Al Weaver as Oliver and Mathew Horne as Peter Credit: Marc Brenner
Naomi Sheldon as Sylvia and Harry Hadden-Paton as Philip Credit: Marc Brenner
Al Weaver as Oliver and Harry Hadden-Paton as Philip Credit: Marc Brenner

Despite David Benedict's objections to the term in the programme, Alexi Kaye Campbell's debut script is a "gay play" in that it targets issues that uniquely affect—or affected—gay men in Britain.

In fact it is two plays, as the scenes alternate between a pre-Wolfenden Britain in which the police entrapped gay men, notably John Gielgud in 1953, into propositioning them before charging them with Gross Indecency, and a modern piece about a gay couple whose relationship is under strain.

The earlier scenes are a sort of gay Brief Encounter, with accents to match, in which children's author Oliver is introduced by his illustrator Sylvia to her husband Philip, and there is clearly an attraction between the two men.
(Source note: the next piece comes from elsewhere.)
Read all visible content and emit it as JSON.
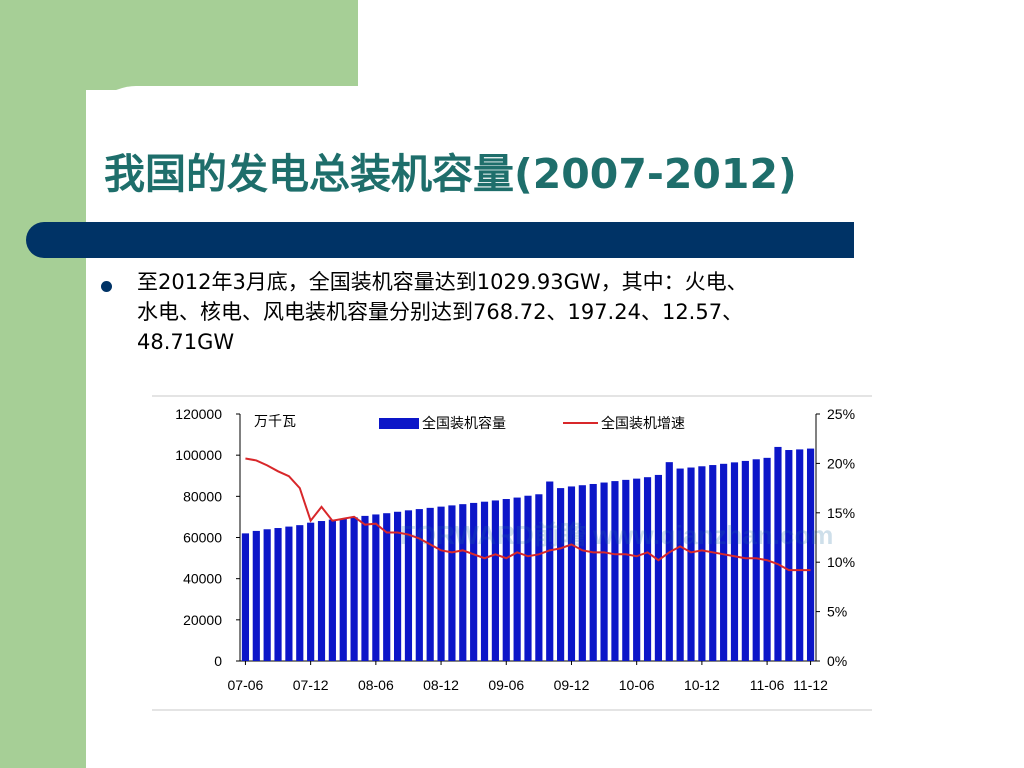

Philip rejects any feelings towards men, but it is clear that such attractions have occurred before and caused a strain in the marriage.

The strain in modern-day Oliver and Philip's relationship is due to what immature writer Oliver refers to as his "sex addiction", but to photographer Philip this promiscuity signals an end to the relationship. Oliver takes refuge with his straight friend Sylvia whose new relationship with her Italian boyfriend is threatened due to Oliver's selfish neediness.
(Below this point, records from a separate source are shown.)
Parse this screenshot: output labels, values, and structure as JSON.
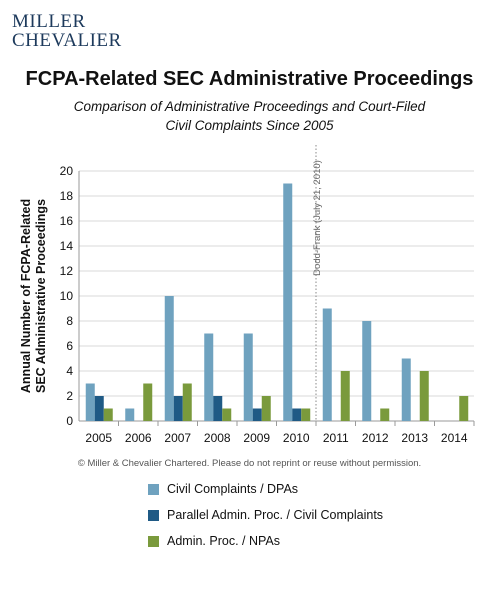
{
  "brand": {
    "line1": "MILLER",
    "line2": "CHEVALIER"
  },
  "copyright": "© Miller & Chevalier Chartered. Please do not reprint or reuse without permission.",
  "colors": {
    "civil": "#6fa2bf",
    "parallel": "#1f5a85",
    "admin": "#7a9a3c",
    "grid": "#d9d9d9",
    "axis": "#9a9a9a"
  },
  "chart_data": {
    "type": "bar",
    "title": "FCPA-Related SEC Administrative Proceedings",
    "subtitle": [
      "Comparison of Administrative Proceedings and Court-Filed",
      "Civil Complaints Since 2005"
    ],
    "ylabel": [
      "Annual Number of FCPA-Related",
      "SEC Administrative Proceedings"
    ],
    "xlabel": "",
    "ylim": [
      0,
      20
    ],
    "yticks": [
      0,
      2,
      4,
      6,
      8,
      10,
      12,
      14,
      16,
      18,
      20
    ],
    "grid": true,
    "legend_position": "bottom",
    "categories": [
      "2005",
      "2006",
      "2007",
      "2008",
      "2009",
      "2010",
      "2011",
      "2012",
      "2013",
      "2014"
    ],
    "series": [
      {
        "name": "Civil Complaints / DPAs",
        "color_key": "civil",
        "values": [
          3,
          1,
          10,
          7,
          7,
          19,
          9,
          8,
          5,
          0
        ]
      },
      {
        "name": "Parallel Admin. Proc. / Civil Complaints",
        "color_key": "parallel",
        "values": [
          2,
          0,
          2,
          2,
          1,
          1,
          0,
          0,
          0,
          0
        ]
      },
      {
        "name": "Admin. Proc. / NPAs",
        "color_key": "admin",
        "values": [
          1,
          3,
          3,
          1,
          2,
          1,
          4,
          1,
          4,
          2
        ]
      }
    ],
    "annotation": {
      "text": "Dodd-Frank (July 21, 2010)",
      "between": [
        "2010",
        "2011"
      ]
    }
  }
}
The stories don't have a direct correlation other than the characters' names and the issues of a gay relationship, but the action neatly travels from one to the other in Jamie Lloyd's slick production, often with a character from the next scene entering before the end of the current one.
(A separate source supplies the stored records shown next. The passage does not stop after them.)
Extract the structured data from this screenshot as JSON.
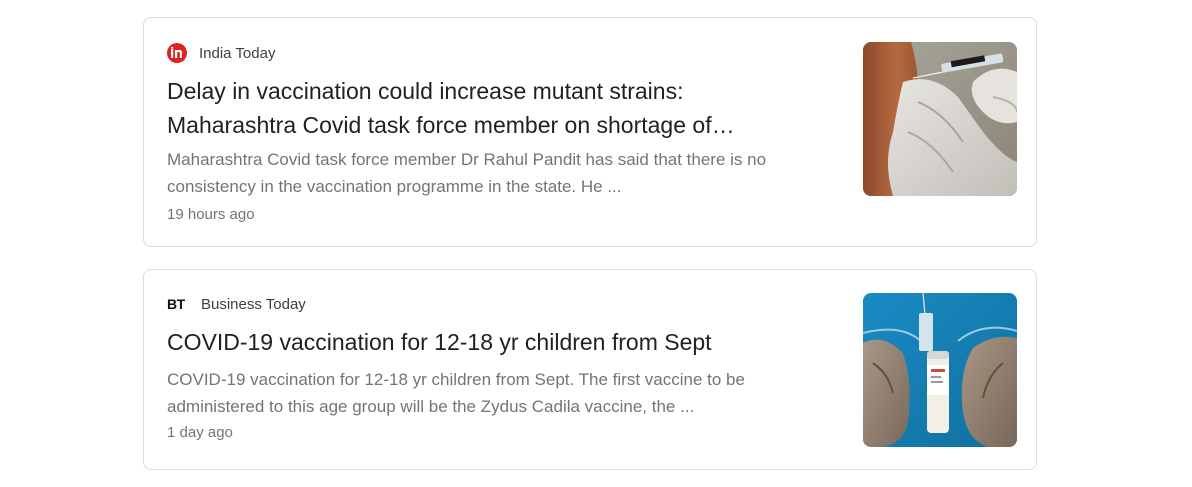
{
  "articles": [
    {
      "source": "India Today",
      "source_logo_icon": "india-today-logo-icon",
      "headline": "Delay in vaccination could increase mutant strains: Maharashtra Covid task force member on shortage of…",
      "snippet": "Maharashtra Covid task force member Dr Rahul Pandit has said that there is no consistency in the vaccination programme in the state. He ...",
      "time": "19 hours ago",
      "thumbnail_icon": "vaccine-injection-thumbnail"
    },
    {
      "source": "Business Today",
      "source_logo_text": "BT",
      "source_logo_icon": "business-today-logo-icon",
      "headline": "COVID-19 vaccination for 12-18 yr children from Sept",
      "snippet": "COVID-19 vaccination for 12-18 yr children from Sept. The first vaccine to be administered to this age group will be the Zydus Cadila vaccine, the ...",
      "time": "1 day ago",
      "thumbnail_icon": "vaccine-vial-thumbnail"
    }
  ],
  "colors": {
    "card_border": "#dadce0",
    "headline": "#202124",
    "meta": "#70757a",
    "india_today_red": "#e0231e"
  }
}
Campbell's dialogue, emphasised by the production, is rather like music hall crosstalk, with its rapid-fire delivery, almost overlapping, and few gaps between. The characters talk and talk, revealing everything, holding nothing back, like in a soap opera and scenes seem to go on far past their natural end. On the other hand, there are plenty of funny moments and lines, many aimed squarely at a knowing gay audience but still funny for the rest of the audience, and some quite poignant scenes.

The production, played in front of Soutra Gilmour's mirrored set, is immediately impressive with excellent, confident performances from all. Al Weaver stands out in particular as Oliver, getting a lot of humour out of the later character but a neediness and loneliness from both. He is supported very well by Harry Hadden-Paton as Philip and Naomi Sheldon as Sylvia.

Mathew Horne gets star billing but he only rarely appears to fill in three smaller characters, all of which he executes impressively.

The writing often comes across as polished and detailed, but the play as a whole has more clever tricks than it has heart. While on the one hand it is overwritten, in the sense that characters say more than they need to and scenes continue long after they have fulfilled their purpose, the two stories don't have a great deal of depth to them.

But as a debut play it is impressive and there is much for which it should be commended. The production papers over some of the weaknesses in the writing quite effectively, but there are indications that this writer will produce some impressive work in the future, if he hasn't already.